Kawakubo changed not just the way we think about fashion but also the way fashion and thought can coexist in culture and commerce, inspiring a new generation of fashion-designers-cum-thought-leaders. The extremely successful businesswoman launched her line at the age of just 27 and had more than 100 stores in Japan selling her distinctive avant garde looks within a mere decade. She brought Comme Des Garçons to Paris fashion week in 1981, which set the global fashion industry alight, in turn sparking an empire which today turns over $220 million a year. She credits her success to taking her work seriously – “When things are too easy, you don’t think, and you don’t make progress. Not just in fashion. In everything,” she says. “The only way to hope to make something new is not to be satisfied.”
Billie Jean King
Billie Jean King (Moffitt before she married Larry King) loved sports even from a tender age, and from the moment she put racquet to ball, she knew what she wanted to do with her life. “I am going to be No. 1 in the world,” the young tennis player told her mother back then, and at the age of 23, King achieved the goal she set for herself when she was ranked #1 in the world in women’s tennis, a ranking she held for five additional years.
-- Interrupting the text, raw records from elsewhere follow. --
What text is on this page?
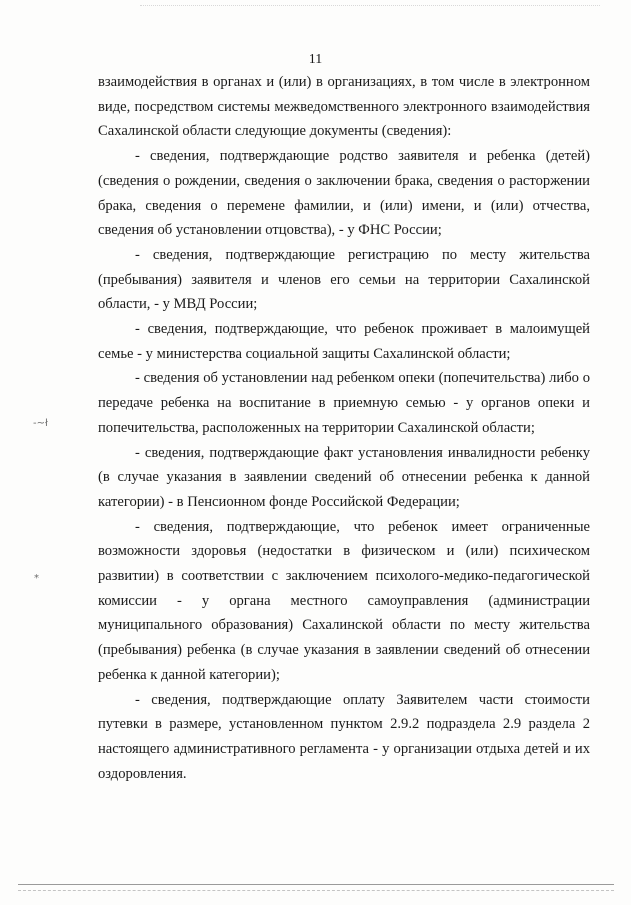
11
-~ł
*

взаимодействия в органах и (или) в организациях, в том числе в электронном виде, посредством системы межведомственного электронного взаимодействия Сахалинской области следующие документы (сведения):

- сведения, подтверждающие родство заявителя и ребенка (детей) (сведения о рождении, сведения о заключении брака, сведения о расторжении брака, сведения о перемене фамилии, и (или) имени, и (или) отчества, сведения об установлении отцовства), - у ФНС России;

- сведения, подтверждающие регистрацию по месту жительства (пребывания) заявителя и членов его семьи на территории Сахалинской области, - у МВД России;

- сведения, подтверждающие, что ребенок проживает в малоимущей семье - у министерства социальной защиты Сахалинской области;

- сведения об установлении над ребенком опеки (попечительства) либо о передаче ребенка на воспитание в приемную семью - у органов опеки и попечительства, расположенных на территории Сахалинской области;

- сведения, подтверждающие факт установления инвалидности ребенку (в случае указания в заявлении сведений об отнесении ребенка к данной категории) - в Пенсионном фонде Российской Федерации;

- сведения, подтверждающие, что ребенок имеет ограниченные возможности здоровья (недостатки в физическом и (или) психическом развитии) в соответствии с заключением психолого-медико-педагогической комиссии - у органа местного самоуправления (администрации муниципального образования) Сахалинской области по месту жительства (пребывания) ребенка (в случае указания в заявлении сведений об отнесении ребенка к данной категории);

- сведения, подтверждающие оплату Заявителем части стоимости путевки в размере, установленном пунктом 2.9.2 подраздела 2.9 раздела 2 настоящего административного регламента - у организации отдыха детей и их оздоровления.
Throughout her tennis career, King won a record 39 Grand Slam titles, but her tennis championship titles are only half her story.
Off the court, Billie Jean King was a huge activist for gender equality. She became the first president of the Woman’s Tennis Association and lobbied for equal prize money for men and women to level the playing field, even threatening not to play the next year if the prize money were not equal. Her threats were clearly taken seriously – that same year, in 1973, the US Open became the first major tournament to offer equal prize money for men and women.
That year, King also defeated Bobby Riggs in an exhibition match – a match which had half the world tuning in thanks to Riggs claiming that the women’s game was so inferior to the men’s that even a 55-year-old like himself could beat the top female players. King said, “I thought it would set us back 50 years if I didn’t win that match. It would ruin the women’s tennis tour and affect all women’s self-esteem.”